W związku z przedstawionym materiałem dowodowym, Sąd Najwyższy ogłosił tymczasowe wstrzymanie zaplanowanego na 6 sierpnia 2025 roku zaprzysiężenia prezydenta-elekta. Rzecznik sądu potwierdził, że decyzja ma charakter zabezpieczający i ma na celu umożliwienie niezależnego zbadania okoliczności przedstawionych w nagraniu.

„Nie wydajemy wyroku. Działamy w interesie publicznym, zapewniając, że wszelkie zarzuty dotyczące integralności procesu wyborczego zostaną rozpatrzone zgodnie z konstytucją i ustawami” — oświadczył rzecznik.

Eksperci o sytuacji: „Jeśli to prawda, mamy do czynienia z największym kryzysem demokratycznym III RP”

Eksperci od prawa konstytucyjnego oraz politolodzy oceniają, że jeśli zarzuty okażą się prawdziwe, Polska stanie przed jednym z największych kryzysów demokratycznych od 1989 roku.

Prof. Jerzy Malinowski z Uniwersytetu Warszawskiego komentuje: „Niezależność PKW jest fundamentem uczciwych wyborów.

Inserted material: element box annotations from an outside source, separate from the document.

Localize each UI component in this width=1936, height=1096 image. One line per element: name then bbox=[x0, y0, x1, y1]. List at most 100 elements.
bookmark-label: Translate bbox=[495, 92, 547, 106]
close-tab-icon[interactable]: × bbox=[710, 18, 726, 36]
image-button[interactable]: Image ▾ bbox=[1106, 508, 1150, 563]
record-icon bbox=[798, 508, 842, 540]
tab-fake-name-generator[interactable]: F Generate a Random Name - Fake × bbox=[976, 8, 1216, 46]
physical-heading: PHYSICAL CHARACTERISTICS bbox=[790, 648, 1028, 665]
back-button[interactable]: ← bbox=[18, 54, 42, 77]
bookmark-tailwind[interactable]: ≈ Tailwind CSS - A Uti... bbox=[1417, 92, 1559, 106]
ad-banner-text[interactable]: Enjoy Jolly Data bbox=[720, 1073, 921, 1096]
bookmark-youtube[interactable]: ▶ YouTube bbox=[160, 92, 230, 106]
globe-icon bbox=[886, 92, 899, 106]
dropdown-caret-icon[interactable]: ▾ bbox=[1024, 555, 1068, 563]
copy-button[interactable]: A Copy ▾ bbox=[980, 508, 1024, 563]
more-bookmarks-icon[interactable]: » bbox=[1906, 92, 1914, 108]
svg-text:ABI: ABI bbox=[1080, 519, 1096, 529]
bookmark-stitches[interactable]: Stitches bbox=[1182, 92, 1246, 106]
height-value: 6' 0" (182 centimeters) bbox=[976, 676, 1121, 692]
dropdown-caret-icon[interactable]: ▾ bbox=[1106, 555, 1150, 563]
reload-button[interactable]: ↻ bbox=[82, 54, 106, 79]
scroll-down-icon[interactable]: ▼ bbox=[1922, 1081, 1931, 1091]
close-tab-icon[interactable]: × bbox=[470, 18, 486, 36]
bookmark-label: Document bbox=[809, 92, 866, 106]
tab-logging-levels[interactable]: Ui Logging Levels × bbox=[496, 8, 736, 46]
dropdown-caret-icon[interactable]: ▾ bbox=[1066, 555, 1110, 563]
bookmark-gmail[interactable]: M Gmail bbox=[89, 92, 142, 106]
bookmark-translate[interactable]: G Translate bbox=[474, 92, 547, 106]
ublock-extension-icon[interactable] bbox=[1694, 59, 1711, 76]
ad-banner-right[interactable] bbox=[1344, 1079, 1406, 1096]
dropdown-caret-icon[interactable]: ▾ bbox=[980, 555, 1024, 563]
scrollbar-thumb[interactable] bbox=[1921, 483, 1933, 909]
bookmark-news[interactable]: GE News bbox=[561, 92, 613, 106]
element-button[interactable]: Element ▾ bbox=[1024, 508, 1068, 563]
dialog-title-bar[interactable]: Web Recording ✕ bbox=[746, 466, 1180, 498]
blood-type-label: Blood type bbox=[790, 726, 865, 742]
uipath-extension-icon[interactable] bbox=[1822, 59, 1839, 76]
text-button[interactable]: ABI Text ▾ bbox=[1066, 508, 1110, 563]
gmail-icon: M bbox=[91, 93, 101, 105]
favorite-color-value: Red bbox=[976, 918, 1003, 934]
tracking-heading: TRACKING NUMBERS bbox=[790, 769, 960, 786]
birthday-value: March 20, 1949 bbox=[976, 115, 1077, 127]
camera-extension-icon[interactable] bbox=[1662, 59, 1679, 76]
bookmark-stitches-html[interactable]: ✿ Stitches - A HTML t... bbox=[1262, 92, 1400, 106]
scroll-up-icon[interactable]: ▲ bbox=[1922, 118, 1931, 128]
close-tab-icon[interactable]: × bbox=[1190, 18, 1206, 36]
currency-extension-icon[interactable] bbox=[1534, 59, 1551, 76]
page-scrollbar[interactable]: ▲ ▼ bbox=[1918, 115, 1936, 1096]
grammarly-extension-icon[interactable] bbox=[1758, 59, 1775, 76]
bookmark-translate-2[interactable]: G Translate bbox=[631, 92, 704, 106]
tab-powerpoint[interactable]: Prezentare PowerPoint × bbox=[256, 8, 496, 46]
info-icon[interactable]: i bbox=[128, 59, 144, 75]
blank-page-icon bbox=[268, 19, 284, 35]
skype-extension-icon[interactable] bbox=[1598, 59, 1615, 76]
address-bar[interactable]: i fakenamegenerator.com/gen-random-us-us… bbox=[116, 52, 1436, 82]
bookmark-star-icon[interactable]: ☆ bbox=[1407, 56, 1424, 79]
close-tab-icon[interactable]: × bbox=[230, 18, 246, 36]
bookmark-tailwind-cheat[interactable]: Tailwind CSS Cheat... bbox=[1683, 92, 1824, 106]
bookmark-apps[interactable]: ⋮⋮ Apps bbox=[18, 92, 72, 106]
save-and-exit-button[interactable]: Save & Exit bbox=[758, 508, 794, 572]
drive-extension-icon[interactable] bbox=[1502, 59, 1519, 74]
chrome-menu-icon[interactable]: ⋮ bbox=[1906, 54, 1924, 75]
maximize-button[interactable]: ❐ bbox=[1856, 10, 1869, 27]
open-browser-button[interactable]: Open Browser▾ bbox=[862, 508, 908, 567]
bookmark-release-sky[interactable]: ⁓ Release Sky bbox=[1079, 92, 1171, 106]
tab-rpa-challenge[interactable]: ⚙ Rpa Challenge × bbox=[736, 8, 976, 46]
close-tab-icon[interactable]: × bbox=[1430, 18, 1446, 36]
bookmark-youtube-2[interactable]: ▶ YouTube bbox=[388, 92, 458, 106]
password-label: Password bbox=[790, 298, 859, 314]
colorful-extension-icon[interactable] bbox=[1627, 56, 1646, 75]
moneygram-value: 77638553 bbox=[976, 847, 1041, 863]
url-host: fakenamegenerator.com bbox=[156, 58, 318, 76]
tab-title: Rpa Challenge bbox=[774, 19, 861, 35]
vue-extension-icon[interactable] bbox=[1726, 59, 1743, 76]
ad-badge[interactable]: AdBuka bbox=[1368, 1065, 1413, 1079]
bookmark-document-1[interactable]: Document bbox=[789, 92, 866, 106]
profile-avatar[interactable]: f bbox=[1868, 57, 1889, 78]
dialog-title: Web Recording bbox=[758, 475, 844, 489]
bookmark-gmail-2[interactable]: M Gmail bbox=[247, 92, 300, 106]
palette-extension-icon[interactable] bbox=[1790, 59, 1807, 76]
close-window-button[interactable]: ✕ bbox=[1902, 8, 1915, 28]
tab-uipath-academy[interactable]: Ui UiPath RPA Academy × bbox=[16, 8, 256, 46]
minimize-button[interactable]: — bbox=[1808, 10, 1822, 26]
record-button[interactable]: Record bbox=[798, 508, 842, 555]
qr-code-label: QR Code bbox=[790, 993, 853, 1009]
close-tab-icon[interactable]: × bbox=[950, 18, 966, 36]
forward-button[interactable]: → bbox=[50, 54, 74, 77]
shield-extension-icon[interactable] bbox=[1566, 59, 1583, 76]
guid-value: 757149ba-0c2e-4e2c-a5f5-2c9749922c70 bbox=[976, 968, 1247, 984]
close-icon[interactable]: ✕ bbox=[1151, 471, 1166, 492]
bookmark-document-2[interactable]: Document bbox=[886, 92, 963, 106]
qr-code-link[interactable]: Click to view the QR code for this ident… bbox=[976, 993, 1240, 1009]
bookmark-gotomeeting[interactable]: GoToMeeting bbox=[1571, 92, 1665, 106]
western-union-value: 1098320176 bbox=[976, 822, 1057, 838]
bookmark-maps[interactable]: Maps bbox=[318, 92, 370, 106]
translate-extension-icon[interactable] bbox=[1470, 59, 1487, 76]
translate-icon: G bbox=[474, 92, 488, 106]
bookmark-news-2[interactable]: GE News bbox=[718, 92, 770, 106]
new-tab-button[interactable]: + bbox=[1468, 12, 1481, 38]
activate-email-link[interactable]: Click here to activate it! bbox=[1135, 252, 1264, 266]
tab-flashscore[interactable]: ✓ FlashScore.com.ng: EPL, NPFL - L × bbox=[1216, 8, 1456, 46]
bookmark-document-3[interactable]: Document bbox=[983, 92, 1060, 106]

Jeśli potwierdzą się informacje o przekupstwie, cały wynik wyborów prezydenckich może zostać unieważniony, a społeczne zaufanie do instytucji państwowych — poważnie nadwyrężone”.

Wiadomość o rzekomej korupcji wśród polskich władz wyborczych odbiła się szerokim echem również za granicą. Agencje informacyjne z Brukseli, Waszyngtonu i Berlina monitorują sytuację, a niektóre źródła dyplomatyczne przekazały, że mogą zostać wdrożone obserwacje międzynarodowe w przypadku powtórzenia wyborów.

Przedstawiciele Komisji Europejskiej, choć oficjalnie powstrzymali się od komentarza, nieoficjalnie przyznają, że „jeśli zarzuty okażą się prawdziwe, Polska może zostać objęta szczególną procedurą nadzoru nad stanem praworządności”

Sąd Najwyższy zapowiedział, że decyzja dotycząca dalszych kroków — w tym ewentualnego powołania komisji śledczej lub wyznaczenia nowej daty wyborów — zostanie ogłoszona najpóźniej do 5 sierpnia 2025 roku.

W międzyczasie rośnie presja społeczna i medialna, by opinia publiczna mogła zobaczyć pełne nagranie oraz uzyskać jasność co do ewentualnych działań prokuratury.

Sprawa Sylwestra Marciniaka i rzekomej łapówki w postaci złota za fałszowanie wyborów na korzyść Karola Nawrockiego to temat, który wstrząsnął fundamentami polskiego systemu demokratycznego. Choć żadna z przedstawionych informacji nie została jeszcze prawnie potwierdzona, a wszystkie oskarżenia pozostają na etapie śledztwa, sytuacja ta pokazuje, jak kruchy może być proces wyborczy bez pełnej przejrzystości i zaufania społecznego.